Chromatography Forum

I am considering using HFBA instead of TFA for the separation some variants of a very basic protein.
Is there any downside? What about the absorption in the far-UV (detection limit, baseline drift)?
I have only found absorbance data for neat HFBA but not for dilutions in water/ACN. And can I easily switch
between TFA and HFBA containing solvents on the same system or do I have to flush system
and columns (C4) extensively in between?
Thanks in advance!

HFBA is a stronger ion pairing reagent than TFA. They both are strong acids (pKas=~0.2).
Switching to HFBA, I suspect, will change retention times of your proteins. They will be longer retained since HFBA is more hydrophobic than TFA. I would definitely recommend first cleaning the column and than equilibrating with a new mobile phase in this case.

Thanks for your comments, Anna. I think I know the benefits I can expect from using HFBA,
in particular improved peak shape for basic proteins. But apart from cleaning the system,
I was wondering if the UV absorbance at 214 nm is very different comparing HFBA and TFA, and
if would have to expect stronger baseline fluctuations with HFBA using a C4 column?

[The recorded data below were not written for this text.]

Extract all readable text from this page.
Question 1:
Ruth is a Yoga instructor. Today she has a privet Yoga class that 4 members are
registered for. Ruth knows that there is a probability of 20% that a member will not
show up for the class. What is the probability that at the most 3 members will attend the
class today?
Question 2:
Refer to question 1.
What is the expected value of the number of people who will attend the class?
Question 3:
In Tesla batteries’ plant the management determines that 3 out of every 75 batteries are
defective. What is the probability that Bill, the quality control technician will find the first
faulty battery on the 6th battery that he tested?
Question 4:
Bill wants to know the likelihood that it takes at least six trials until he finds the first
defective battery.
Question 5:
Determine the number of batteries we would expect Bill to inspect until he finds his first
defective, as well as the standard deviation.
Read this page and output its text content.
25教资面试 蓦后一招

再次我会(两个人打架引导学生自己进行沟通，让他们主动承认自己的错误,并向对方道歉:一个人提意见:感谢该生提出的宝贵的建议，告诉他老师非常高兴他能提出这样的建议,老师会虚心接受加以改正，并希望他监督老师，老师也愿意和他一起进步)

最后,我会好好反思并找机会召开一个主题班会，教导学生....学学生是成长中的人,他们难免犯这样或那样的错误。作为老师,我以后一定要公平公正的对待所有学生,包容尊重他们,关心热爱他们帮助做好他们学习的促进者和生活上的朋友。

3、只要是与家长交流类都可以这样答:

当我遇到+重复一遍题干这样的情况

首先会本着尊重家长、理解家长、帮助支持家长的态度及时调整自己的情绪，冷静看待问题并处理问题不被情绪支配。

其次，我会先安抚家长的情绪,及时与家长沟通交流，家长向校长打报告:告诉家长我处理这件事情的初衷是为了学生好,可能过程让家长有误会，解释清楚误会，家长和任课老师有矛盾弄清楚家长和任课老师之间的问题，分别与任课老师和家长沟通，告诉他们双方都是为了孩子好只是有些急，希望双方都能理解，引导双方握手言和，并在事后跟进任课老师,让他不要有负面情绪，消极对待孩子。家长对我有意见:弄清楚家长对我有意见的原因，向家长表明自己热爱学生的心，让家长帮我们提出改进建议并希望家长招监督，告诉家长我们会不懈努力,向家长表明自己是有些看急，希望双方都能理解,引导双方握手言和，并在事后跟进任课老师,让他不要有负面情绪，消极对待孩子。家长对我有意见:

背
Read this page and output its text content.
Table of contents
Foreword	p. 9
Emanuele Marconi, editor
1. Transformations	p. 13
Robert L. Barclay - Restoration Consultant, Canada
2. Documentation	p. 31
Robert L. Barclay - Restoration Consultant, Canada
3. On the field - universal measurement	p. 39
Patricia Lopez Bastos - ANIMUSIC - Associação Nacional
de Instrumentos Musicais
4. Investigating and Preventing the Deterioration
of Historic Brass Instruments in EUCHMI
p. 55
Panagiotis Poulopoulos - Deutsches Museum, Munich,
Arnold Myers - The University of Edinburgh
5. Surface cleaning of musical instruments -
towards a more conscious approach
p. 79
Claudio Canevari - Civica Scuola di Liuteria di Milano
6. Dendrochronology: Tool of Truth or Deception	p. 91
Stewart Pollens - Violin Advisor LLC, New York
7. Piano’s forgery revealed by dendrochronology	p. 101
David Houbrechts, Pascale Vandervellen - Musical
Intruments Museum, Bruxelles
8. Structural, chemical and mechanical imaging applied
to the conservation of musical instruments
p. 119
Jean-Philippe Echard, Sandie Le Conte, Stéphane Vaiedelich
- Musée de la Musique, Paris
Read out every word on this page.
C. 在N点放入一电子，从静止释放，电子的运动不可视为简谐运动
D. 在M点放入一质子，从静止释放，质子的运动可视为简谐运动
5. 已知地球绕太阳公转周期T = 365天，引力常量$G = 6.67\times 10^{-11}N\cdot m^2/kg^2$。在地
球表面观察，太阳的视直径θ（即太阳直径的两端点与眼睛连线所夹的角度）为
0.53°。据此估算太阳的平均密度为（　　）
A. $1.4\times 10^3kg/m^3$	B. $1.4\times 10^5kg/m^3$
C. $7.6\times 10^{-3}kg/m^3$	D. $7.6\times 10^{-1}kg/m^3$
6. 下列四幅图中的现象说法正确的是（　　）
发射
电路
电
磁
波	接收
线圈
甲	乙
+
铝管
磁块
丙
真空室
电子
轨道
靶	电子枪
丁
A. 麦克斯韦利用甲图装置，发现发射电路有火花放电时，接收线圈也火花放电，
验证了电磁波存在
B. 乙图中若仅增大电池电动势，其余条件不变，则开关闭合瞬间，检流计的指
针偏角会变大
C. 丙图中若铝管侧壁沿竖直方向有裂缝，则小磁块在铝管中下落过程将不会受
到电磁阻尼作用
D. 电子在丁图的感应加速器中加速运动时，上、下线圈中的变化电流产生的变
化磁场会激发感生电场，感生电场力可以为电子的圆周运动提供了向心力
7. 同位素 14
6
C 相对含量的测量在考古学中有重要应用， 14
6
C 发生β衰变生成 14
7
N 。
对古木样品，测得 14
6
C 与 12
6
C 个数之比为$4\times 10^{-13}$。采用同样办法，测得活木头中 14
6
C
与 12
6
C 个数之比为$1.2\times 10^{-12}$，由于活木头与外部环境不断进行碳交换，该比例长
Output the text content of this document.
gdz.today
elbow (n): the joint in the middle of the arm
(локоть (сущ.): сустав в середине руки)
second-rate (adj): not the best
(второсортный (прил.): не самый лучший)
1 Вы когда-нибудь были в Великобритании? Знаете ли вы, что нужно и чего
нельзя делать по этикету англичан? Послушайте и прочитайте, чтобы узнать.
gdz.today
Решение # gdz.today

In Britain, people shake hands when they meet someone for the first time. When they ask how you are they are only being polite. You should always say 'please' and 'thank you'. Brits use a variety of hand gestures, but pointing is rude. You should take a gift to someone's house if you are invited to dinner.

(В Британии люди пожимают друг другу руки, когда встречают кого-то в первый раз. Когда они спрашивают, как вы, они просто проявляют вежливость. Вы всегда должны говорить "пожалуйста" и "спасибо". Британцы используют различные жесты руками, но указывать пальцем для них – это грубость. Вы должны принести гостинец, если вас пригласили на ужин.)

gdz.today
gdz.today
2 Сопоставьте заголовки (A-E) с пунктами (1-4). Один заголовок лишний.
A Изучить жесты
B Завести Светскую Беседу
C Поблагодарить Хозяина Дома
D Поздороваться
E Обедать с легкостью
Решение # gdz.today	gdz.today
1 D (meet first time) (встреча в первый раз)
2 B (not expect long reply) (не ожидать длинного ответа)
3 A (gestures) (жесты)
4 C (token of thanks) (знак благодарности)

214 nm is used with TFA/acetonitrile mobile phases because is represents an isosbestic point as the UV spectrum of the TFA ACN charge-transfer complex shifts as a function of the ACN concentration. I would not expect that to be the optimum wavelength for HFBA. Since HFBA is not that commonly used, I don't know if it behaves the same way, but even if it does, I would not expect exactly the same wavelength.

You could probably find out in a couple of hours by preparing a set of HFBA solutions using different ACN/water ratios (e.g., 11 solutions at 5% intervals from 0% to 50%) and running UV spectra on them. The overlay the spectra and look for the isosbestic point (pivot point where the absorbance remains constant).

I know that 214.5 is the quasi-isosbestic point of TFA in water/ACN. But it's absolute absorbance is nonnegligible
at this wavelength already. I was just wondering if this is much higher with HFBA. Then I wouldn't even buy & try it.
(And we use detection at 214 also for quantification. Switching to a different wavelength is therefore not an option.)
And I observed pronounced baseline fluctuations not with C4 but rather with C18 columns when using TFA. Will this
be worse with HFBA, meaning do I have to expect strong baseline fluctuations with C4 columns already?

I understand the question, but I don't know the answer! As a guess, I would say that HFBA / ACN would not have the same isosbestic wavelength as TFA / ACN, and that the baseline issues would likely be worse. But this is only a guess; unless someone else can chime in with experience, the way to tell is to do the experiment .

I've found HFBA to be useful for separating synthetic peptides with Arg deletions. Most of the time TFA is sufficient to resolve Arg deletions, but there were instances when TFA system could not separate the deletions peptides no matter how shallow the gradient. In these cases, HFBA did the trick. More recently I've used mixture of 0.08% TFA + 0.02% HFBA, and this was also effective.

I think someone mentioned- i've experienced baseline fluctuations with HFBA. I have even used freshly distilled stuff without much better results. This is a problem when monitoring below 220 nm at high-sensitivity detector attenuation.. Depending on the sample (Y, W content), i've had luck monitoring at 280 nm, where, Unlike at 220 nm, the attenuation can be cranked all the way up without a great deal of baseline noise.

If this prep hplc, consider if hfba counterion is ok for subsequent application

Not sure if my imagination, but it seems longer initial equilibration with hfba was needed for reproducible results on C4 columns.

HFBA will increase the retention factor for peptides roughly according to the basic residue content. I wonder if this negatively impacts recovery?